Cour de cassation, 3ème chambre civile, 10 septembre 2020 — n° 19-13.373
Exposé du litige
Faits et procédure
1. Selon l'arrêt attaqué (Dijon, 27 novembre 2018), Mme W..., propriétaire d'une maison d'habitation dont le terrain arrière jouxte un immeuble soumis au statut de la copropriété, soutenant que les fenêtres percées dans le mur en limite de propriété créaient des vues droites sur son terrain et que les tablettes des fenêtres débordaient sur sa propriété, a assigné le syndicat des copropriétaires en suppression de ces vues et tablettes et en dommages-intérêts.
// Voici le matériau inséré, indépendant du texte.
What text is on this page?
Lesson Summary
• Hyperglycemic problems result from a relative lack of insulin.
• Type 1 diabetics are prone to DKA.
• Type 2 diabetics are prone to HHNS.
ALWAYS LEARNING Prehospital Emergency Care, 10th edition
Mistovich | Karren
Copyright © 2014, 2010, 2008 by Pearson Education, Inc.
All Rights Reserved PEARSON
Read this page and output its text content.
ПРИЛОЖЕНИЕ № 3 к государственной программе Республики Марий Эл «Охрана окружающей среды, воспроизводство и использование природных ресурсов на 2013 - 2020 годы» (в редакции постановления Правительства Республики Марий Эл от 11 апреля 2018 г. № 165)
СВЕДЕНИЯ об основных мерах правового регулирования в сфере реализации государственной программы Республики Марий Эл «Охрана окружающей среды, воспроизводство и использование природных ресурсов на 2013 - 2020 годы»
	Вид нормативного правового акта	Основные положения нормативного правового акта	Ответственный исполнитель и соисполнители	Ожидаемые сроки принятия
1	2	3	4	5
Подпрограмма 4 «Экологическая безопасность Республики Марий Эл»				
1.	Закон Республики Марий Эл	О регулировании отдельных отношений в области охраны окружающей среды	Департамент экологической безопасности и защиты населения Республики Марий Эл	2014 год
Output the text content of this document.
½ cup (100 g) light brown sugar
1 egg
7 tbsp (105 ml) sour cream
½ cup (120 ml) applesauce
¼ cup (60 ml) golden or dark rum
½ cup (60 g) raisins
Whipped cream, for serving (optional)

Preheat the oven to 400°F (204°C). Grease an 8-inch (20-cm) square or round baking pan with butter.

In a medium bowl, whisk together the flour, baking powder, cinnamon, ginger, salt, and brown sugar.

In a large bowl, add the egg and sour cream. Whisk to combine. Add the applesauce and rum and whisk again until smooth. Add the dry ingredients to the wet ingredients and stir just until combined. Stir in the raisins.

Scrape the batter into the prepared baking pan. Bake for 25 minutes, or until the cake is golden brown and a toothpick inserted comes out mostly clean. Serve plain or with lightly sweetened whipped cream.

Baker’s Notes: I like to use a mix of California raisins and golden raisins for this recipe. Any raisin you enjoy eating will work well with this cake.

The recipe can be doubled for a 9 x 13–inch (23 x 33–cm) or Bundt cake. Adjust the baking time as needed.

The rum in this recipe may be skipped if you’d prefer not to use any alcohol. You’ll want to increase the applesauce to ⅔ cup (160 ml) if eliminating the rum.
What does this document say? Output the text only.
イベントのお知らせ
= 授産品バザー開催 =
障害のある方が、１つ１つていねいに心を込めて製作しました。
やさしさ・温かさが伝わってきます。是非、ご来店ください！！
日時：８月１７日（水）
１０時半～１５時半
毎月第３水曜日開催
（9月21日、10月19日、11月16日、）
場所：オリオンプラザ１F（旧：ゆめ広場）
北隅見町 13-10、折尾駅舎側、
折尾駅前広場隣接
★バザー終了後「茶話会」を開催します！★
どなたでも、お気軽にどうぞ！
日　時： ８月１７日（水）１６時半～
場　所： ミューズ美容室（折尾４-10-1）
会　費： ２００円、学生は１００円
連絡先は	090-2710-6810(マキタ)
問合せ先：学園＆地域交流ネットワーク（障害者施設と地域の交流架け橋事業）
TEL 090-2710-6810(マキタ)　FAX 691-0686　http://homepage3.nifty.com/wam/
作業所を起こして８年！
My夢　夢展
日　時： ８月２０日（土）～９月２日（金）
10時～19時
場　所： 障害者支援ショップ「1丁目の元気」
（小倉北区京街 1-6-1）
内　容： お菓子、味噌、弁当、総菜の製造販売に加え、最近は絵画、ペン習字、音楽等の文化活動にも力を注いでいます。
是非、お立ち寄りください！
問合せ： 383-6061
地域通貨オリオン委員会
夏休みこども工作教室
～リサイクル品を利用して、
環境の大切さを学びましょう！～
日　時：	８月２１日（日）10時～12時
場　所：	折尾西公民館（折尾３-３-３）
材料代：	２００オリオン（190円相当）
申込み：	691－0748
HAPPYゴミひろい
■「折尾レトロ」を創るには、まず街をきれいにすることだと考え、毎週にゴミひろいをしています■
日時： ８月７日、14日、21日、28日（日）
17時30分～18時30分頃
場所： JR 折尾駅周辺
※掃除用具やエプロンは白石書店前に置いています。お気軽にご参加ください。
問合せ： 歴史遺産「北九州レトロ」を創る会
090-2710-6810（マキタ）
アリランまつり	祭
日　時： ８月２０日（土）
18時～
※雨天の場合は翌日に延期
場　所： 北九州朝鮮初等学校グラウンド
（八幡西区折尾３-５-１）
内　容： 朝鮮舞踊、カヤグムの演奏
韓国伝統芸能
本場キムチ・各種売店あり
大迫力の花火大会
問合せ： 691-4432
Motivations de la décision
Réponse de la Cour
3. La cour d'appel a relevé que, si les travaux litigieux touchaient au mur de façade et à la toiture, définis comme des parties communes, il ressortait de l'article 1er du règlement de copropriété que tel n'était pas le cas des fenêtres et lucarnes éclairant des parties divises et que, si les ornements de façade étaient communs, les balustrades des balcons et balconnets, les persiennes, fenêtres, volets et accessoires ne l'étaient pas.
4. Elle en a déduit, à bon droit, que, les fenêtres percées dans le mur de façade, la fenêtre de toit installée en toiture et les tablettes constituant des parties privatives, l'action ne pouvait être dirigée contre le syndicat des copropriétaires.
5. Le moyen n'est donc pas fondé.
Réponse de la Cour
7. Il ne résulte ni des conclusions ni de l'arrêt que Mme W... ait soutenu que le syndicat des copropriétaires avait commis une faute en autorisant le percement des fenêtres et jours dans les mur et toiture.
8. Le moyen est nouveau, mélangé de fait et de droit, et partant irrecevable.
Dispositif
PAR CES MOTIFS, la Cour :
REJETTE le pourvoi ;
Condamne Mme W... aux dépens ;
En application de l'article 700 du code de procédure civile, rejette la demande formée par Mme W... et la condamne à payer au syndicat des copropriétaires de l'immeuble [...] la somme de 3 000 euros ;
Ainsi fait et jugé par la Cour de cassation, troisième chambre civile, signé par
M. Echappé, conseiller doyen, conformément aux dispositions des articles 456 et 1021 du code de procédure civile, en remplacement du conseiller empêché, et signé et prononcé par le président en son audience publique du dix septembre deux mille vingt.